I've been spending a lot of time over the last few months, listening, reading and thinking about the public/private tech landscape. It's become clear that for a number of reasons including increased compliance/regulatory/reporting requirement, shrot-term focused public markets and risk aver shareholders companies are being incentivized to stay private longer.
I wanted to look at a corporate governance mechanism being talked about and used by many of the major technology companies that have gone (Facebook, Google) or will go public, the dual-class stock structure. It basically gives a small number of employees, usually co-founders and management something like 2-1 or 10-1 voting rights, which allows them to retain a majority control of their company after going public. To quote Marc Andreessen, it allows founders to "create a fortress" around their company, in turn they are able to operate without having to bow to pressure from activist investors and mutual funds (are all shareholders created equal is an entirely different question). They can reinvest in growth instead of eating themselves via dividends and buybacks. This emergence of dual-class stock structures is a natural consequence of the hostile, short-term public market environment and I believe when practiced wisely it will allow companies to innovate, plan for the long term, and make bets on new untapped markets. Basically, do all the things we want tech companies to do.
This isn't just important for the employees and shareholders of tech companies but for all of us who rely on them to drive the outsized returns in the public markets and more importantly to improve the human condition over time. The more companies that can invest in growth the better off humanity is in the long run. I believe you could go as far as to argue that it is a moral imperative to foster as many innovative tech companies as possible because without growth democracy doesn't work.

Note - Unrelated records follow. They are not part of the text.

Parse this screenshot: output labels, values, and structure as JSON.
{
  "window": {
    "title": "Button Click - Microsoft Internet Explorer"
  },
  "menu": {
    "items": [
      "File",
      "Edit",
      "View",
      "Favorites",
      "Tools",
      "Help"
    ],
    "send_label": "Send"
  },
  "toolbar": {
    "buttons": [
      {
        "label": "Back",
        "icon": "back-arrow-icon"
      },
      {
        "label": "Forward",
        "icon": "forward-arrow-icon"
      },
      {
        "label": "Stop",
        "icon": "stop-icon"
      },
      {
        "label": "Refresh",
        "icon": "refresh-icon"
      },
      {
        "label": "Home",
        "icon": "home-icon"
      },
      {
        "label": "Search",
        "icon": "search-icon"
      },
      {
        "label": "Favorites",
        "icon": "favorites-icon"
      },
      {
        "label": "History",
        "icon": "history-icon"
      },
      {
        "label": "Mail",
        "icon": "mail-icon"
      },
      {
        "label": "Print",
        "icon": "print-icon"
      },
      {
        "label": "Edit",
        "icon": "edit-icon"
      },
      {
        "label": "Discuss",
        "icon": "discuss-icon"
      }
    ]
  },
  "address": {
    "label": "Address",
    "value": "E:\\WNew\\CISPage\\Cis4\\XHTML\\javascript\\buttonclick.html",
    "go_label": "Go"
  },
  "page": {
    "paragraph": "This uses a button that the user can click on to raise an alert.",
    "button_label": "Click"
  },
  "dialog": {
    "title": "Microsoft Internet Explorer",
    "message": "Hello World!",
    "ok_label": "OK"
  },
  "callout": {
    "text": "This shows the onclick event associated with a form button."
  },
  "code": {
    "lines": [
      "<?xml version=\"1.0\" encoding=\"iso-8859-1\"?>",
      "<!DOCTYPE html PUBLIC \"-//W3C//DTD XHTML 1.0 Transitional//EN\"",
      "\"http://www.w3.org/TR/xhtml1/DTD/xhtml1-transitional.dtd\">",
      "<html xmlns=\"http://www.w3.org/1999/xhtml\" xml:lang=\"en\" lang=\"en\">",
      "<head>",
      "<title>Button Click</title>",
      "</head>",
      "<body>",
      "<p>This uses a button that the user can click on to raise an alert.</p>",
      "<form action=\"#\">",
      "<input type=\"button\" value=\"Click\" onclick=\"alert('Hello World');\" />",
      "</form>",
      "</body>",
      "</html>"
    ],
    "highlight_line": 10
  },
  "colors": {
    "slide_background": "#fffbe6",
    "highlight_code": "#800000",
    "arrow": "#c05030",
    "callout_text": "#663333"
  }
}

I'd like to peer into the future and understand how prevalent dual-class stock companies will become? Should we expect more of the hot tech IPO's to use this mechanism? And if this type of corporate governance does become the norm what types of push-back is there going to be? How will hedge funds, activist investors and mutual funds react? They're obviously not going to like the lack of influence they can exert, but what could they/society do to buck the trend?